Pentingnya Tabayyun Masa Kini, Tak Terkecoh Berita Bohong

Reporter

Ilustrasi silaturahmi Idul Fitri di tengah pandemi virus Corona. Shutterstock
Ilustrasi silaturahmi Idul Fitri di tengah pandemi virus Corona. Shutterstock

TEMPO.CO, Jakarta - Asal kata tabayyun diambil dari kata kerja lampau  atau fi’il madhi yaitu “tabayyana” yang artinya jelas. Sedangkan tabayyun merupakan bentuk masdar dari tabayyana tersebut.  Secara bahasa, tabayyun berarti mencari fakta tentang sesuatu hingga jelas dan benar keadaannya.

Sedangkan secara istilah makna tabayyun adalah meneliti dan menyeleksi berita maupun informasi yang diperoleh, tidak tergesa-gesa dalam memutuskan perihal hukum, kebijakan dan sebagainya. Tabayyun harus diterapkan di masa yang serba online, supaya tidak terkecoh berita bohong.

Demi kehati-hatian tersebut, Allah dengan tegas memerintahkan bertabayyun dalam firmannya yang berbunyi:

"Hai orang-orang yang beriman, jika datang padamu, orang fasiq membawa kabar berita maka bertabayyunlah (periksalah dengan teliti!) agar kamu tidak menimpakan suatu musibah kepada suatu kaum tanpa mengetahui keadaannya yang menyebabkan kamu menyesal atas perbuatanmu itu” (QS. al-Hujurat:6)

Di ayat yang lain di dalam surat yang sama Allah melanjutkan pesannya sebagai berikut,

Wahai orang-orang yang beriman, jauhilah banyak dari prasangka, sesungguhnya sebagian prasangka itu dosa dan janganlah kamu mencari-cari kesalahan orang lain, dan janganlah ada di antara kamu yang menggunjing sebagian yang lain. Apakah ada di antara kamu yang suka memakan daging saudaranya yang sudah mati? Tentu kamu merasa jijik. Dan bertakwalah kepada Allah, sungguh Allah Maha Penerima tobat dan Maha Penyayang” (QS. al-Hujurat:12).
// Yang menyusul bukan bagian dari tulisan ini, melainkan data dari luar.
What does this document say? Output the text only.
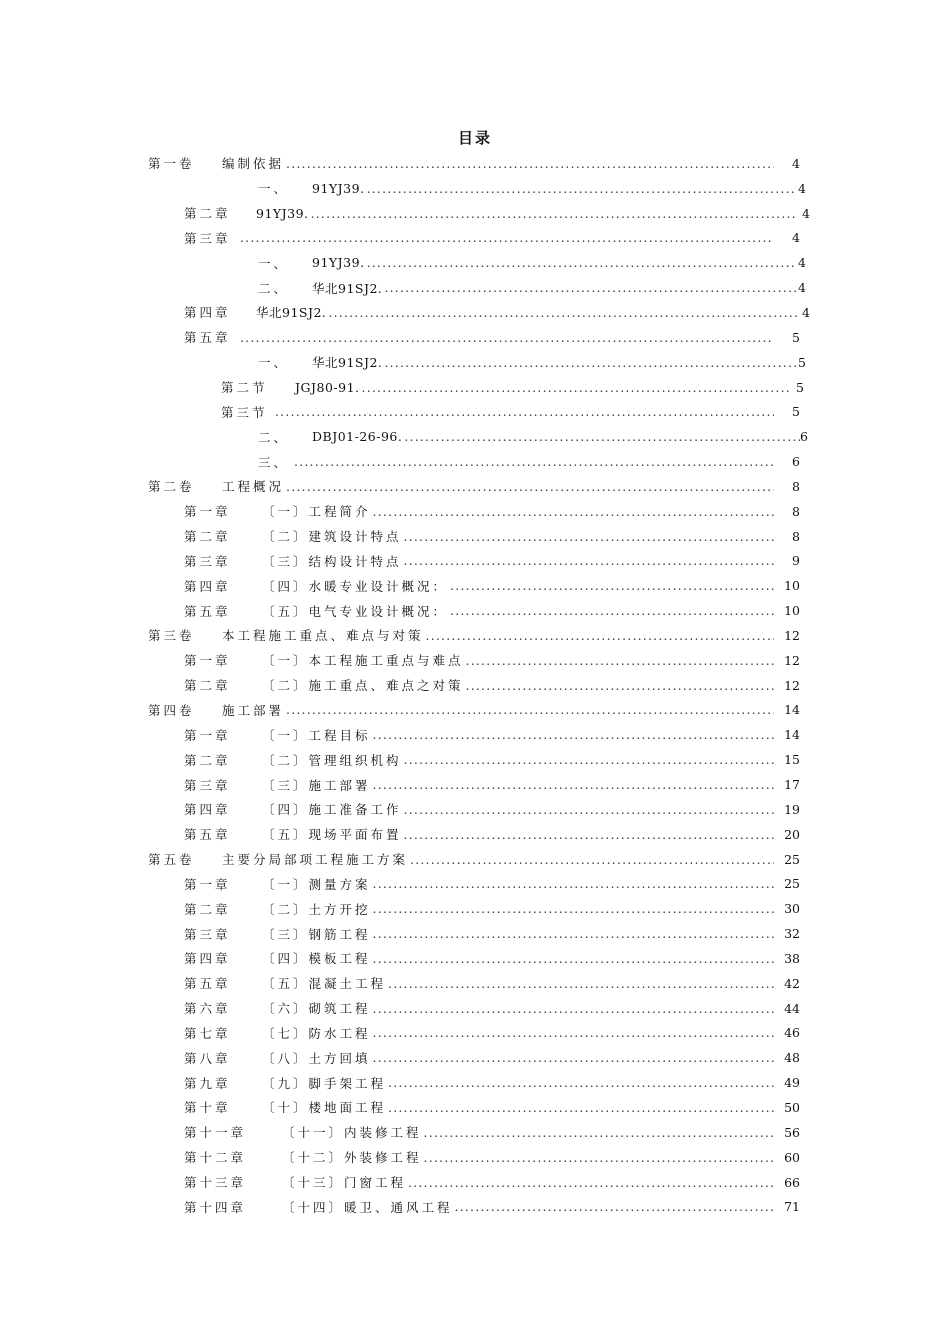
目录
第一卷	编制依据 .....	4
一、	91YJ39. .....	4
第二章	91YJ39. .....	4
第三章 .....	4
一、	91YJ39. .....	4
二、	华北91SJ2. .....	4
第四章	华北91SJ2. .....	4
第五章 .....	5
一、	华北91SJ2. .....	5
第二节	JGJ80-91. .....	5
第三节 .....	5
二、	DBJ01-26-96. .....	6
三、 .....	6
第二卷	工程概况 .....	8
第一章	〔一〕工程简介 .....	8
第二章	〔二〕建筑设计特点 .....	8
第三章	〔三〕结构设计特点 .....	9
第四章	〔四〕水暖专业设计概况： .....	10
第五章	〔五〕电气专业设计概况： .....	10
第三卷	本工程施工重点、难点与对策 .....	12
第一章	〔一〕本工程施工重点与难点 .....	12
第二章	〔二〕施工重点、难点之对策 .....	12
第四卷	施工部署 .....	14
第一章	〔一〕工程目标 .....	14
第二章	〔二〕管理组织机构 .....	15
第三章	〔三〕施工部署 .....	17
第四章	〔四〕施工准备工作 .....	19
第五章	〔五〕现场平面布置 .....	20
第五卷	主要分局部项工程施工方案 .....	25
第一章	〔一〕测量方案 .....	25
第二章	〔二〕土方开挖 .....	30
第三章	〔三〕钢筋工程 .....	32
第四章	〔四〕模板工程 .....	38
第五章	〔五〕混凝土工程 .....	42
第六章	〔六〕砌筑工程 .....	44
第七章	〔七〕防水工程 .....	46
第八章	〔八〕土方回填 .....	48
第九章	〔九〕脚手架工程 .....	49
第十章	〔十〕楼地面工程 .....	50
第十一章	〔十一〕内装修工程 .....	56
第十二章	〔十二〕外装修工程 .....	60
第十三章	〔十三〕门窗工程 .....	66
第十四章	〔十四〕暖卫、通风工程 .....	71
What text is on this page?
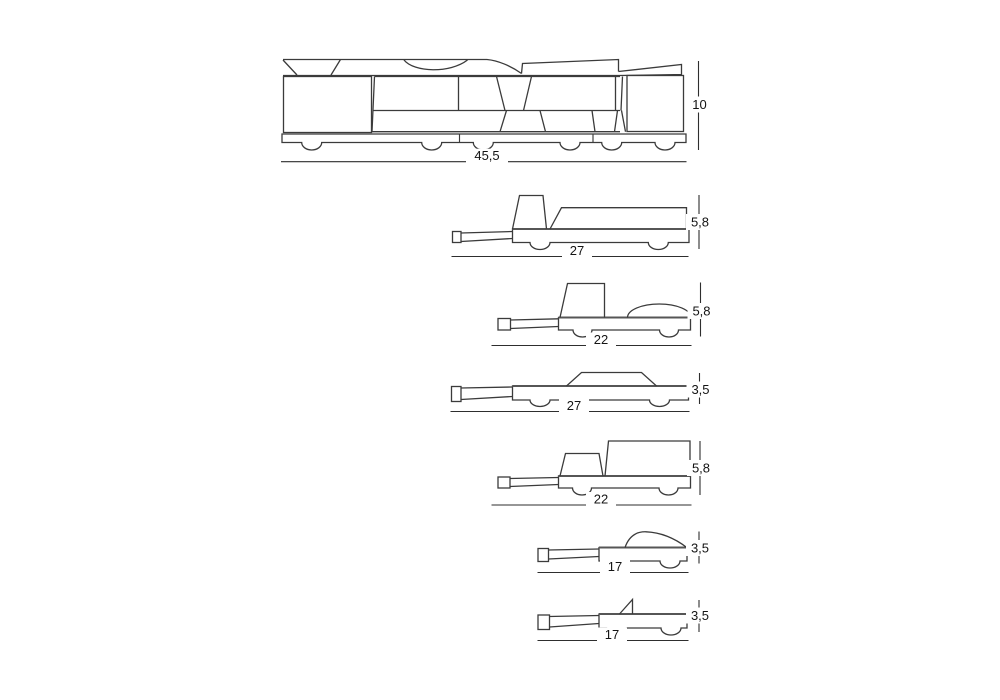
45,5
10
27
5,8
22
5,8
27
3,5
22
5,8
17
3,5
17
3,5
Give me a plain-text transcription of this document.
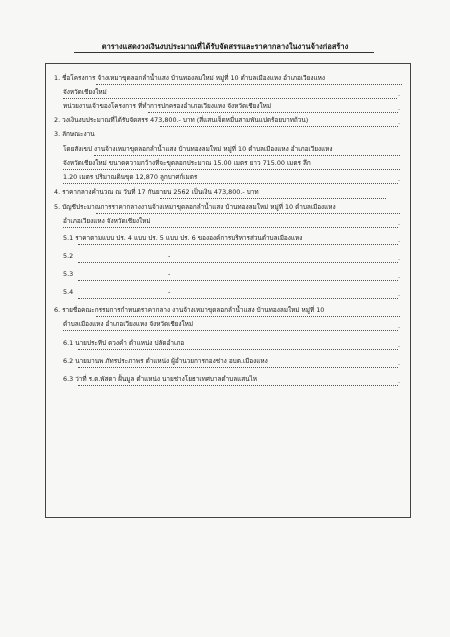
ตารางแสดงวงเงินงบประมาณที่ได้รับจัดสรรและราคากลางในงานจ้างก่อสร้าง
1. ชื่อโครงการ จ้างเหมาขุดลอกลำน้ำแสง บ้านทองลมใหม่ หมู่ที่ 10 ตำบลเมืองแหง อำเภอเวียงแหง
จังหวัดเชียงใหม่	.
หน่วยงานเจ้าของโครงการ ที่ทำการปกครองอำเภอเวียงแหง จังหวัดเชียงใหม่	.
2. วงเงินงบประมาณที่ได้รับจัดสรร 473,800.- บาท (สี่แสนเจ็ดหมื่นสามพันแปดร้อยบาทถ้วน)	.
3. ลักษณะงาน
โดยสังเขป งานจ้างเหมาขุดลอกลำน้ำแสง บ้านทองลมใหม่ หมู่ที่ 10 ตำบลเมืองแหง อำเภอเวียงแหง
จังหวัดเชียงใหม่ ขนาดความกว้างที่จะขุดลอกประมาณ 15.00 เมตร ยาว 715.00 เมตร ลึก
1.20 เมตร ปริมาณดินขุด 12,870 ลูกบาศก์เมตร	.
4. ราคากลางคำนวณ ณ วันที่ 17 กันยายน 2562 เป็นเงิน 473,800.- บาท
5. บัญชีประมาณการราคากลางงานจ้างเหมาขุดลอกลำน้ำแสง บ้านทองลมใหม่ หมู่ที่ 10 ตำบลเมืองแหง
อำเภอเวียงแหง จังหวัดเชียงใหม่	.
5.1 ราคาตามแบบ ปร. 4 แบบ ปร. 5 แบบ ปร. 6 ขององค์การบริหารส่วนตำบลเมืองแหง	.
5.2	-	.
5.3	-	.
5.4	-	.
6. รายชื่อคณะกรรมการกำหนดราคากลาง งานจ้างเหมาขุดลอกลำน้ำแสง บ้านทองลมใหม่ หมู่ที่ 10
ตำบลเมืองแหง อำเภอเวียงแหง จังหวัดเชียงใหม่	.
6.1 นายประทีป ดวงคำ ตำแหน่ง ปลัดอำเภอ	.
6.2 นายมานพ ภัทรประภาพร ตำแหน่ง ผู้อำนวยการกองช่าง อบต.เมืองแหง	.
6.3 ว่าที่ ร.ต.พัสดา ฝั้นมูล ตำแหน่ง นายช่างโยธาเทศบาลตำบลแสนไห	.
Membiasakan diri bersikap tabayyun bisa dimulai dengan melakukan riset fakta terkait informasi yang diterima. Seperti membaca sumber berita terpercaya, minimal lebih dari satu sumber. Justru dalam Islam dikenal beberapa jenis atau model riset menurut para ilmuwan muslim. Seperti Al-Farabi, Al-Khawarizmi, Ibnu khaldun, dan Imam Ghazali.

Menurut Ibnu Khaldun ada 5 model riset Islam. Pertama, riset bayani, yakni jenis penelitian untuk mengenal gejala dan proses alam beserta makhluk hidup di dalamnya. Selanjutnya riset istiqra'i, penelitian untuk mengkaji informasi kebudayaan dan kehidupan sosial manusia. Saat ini riset istiqra’i banyak digunakan dalam cabang ilmu sosial.

Selanjutnya jenis riset jadali, tujuannya untuk mencari kebenaran yang didasarkan pada pola berpikir rasional atau rasionale exercise, biasa dipakai untuk kajian filsafat dan cabang ilmu mantiq.

Jenis riset keempat adalah riset burhani, jenis penelitian fokus pada kegiatan eksperimen maupun percobaan ilmiah seperti temuan obat dan teknologi. Terakhir, riset irfani, jenis kajian untuk mempelajari ajaran Islam. Biasanya dipakai dalam mengkaji cabang ilmu tasawuf.

Bahkan, sejak zaman Rasullullah SAW, umat muslim selalu melakukan riset sebagai cara tabayyun. Merujuk pada isi Alquran misalnya, selalu menjunjung tinggi nilai-nilai kelangsungan hidup manusia. Lebih lanjut  lagi, Alquran secara tersurat dan tersirat menekankan kepada muslim untuk membuat rencana hidup yang matang dalam melakukan apapun. Selalu mengedepankan berpikir sebelum bertindak, baik dalam skala besar maupun kecil dalam kehidupan.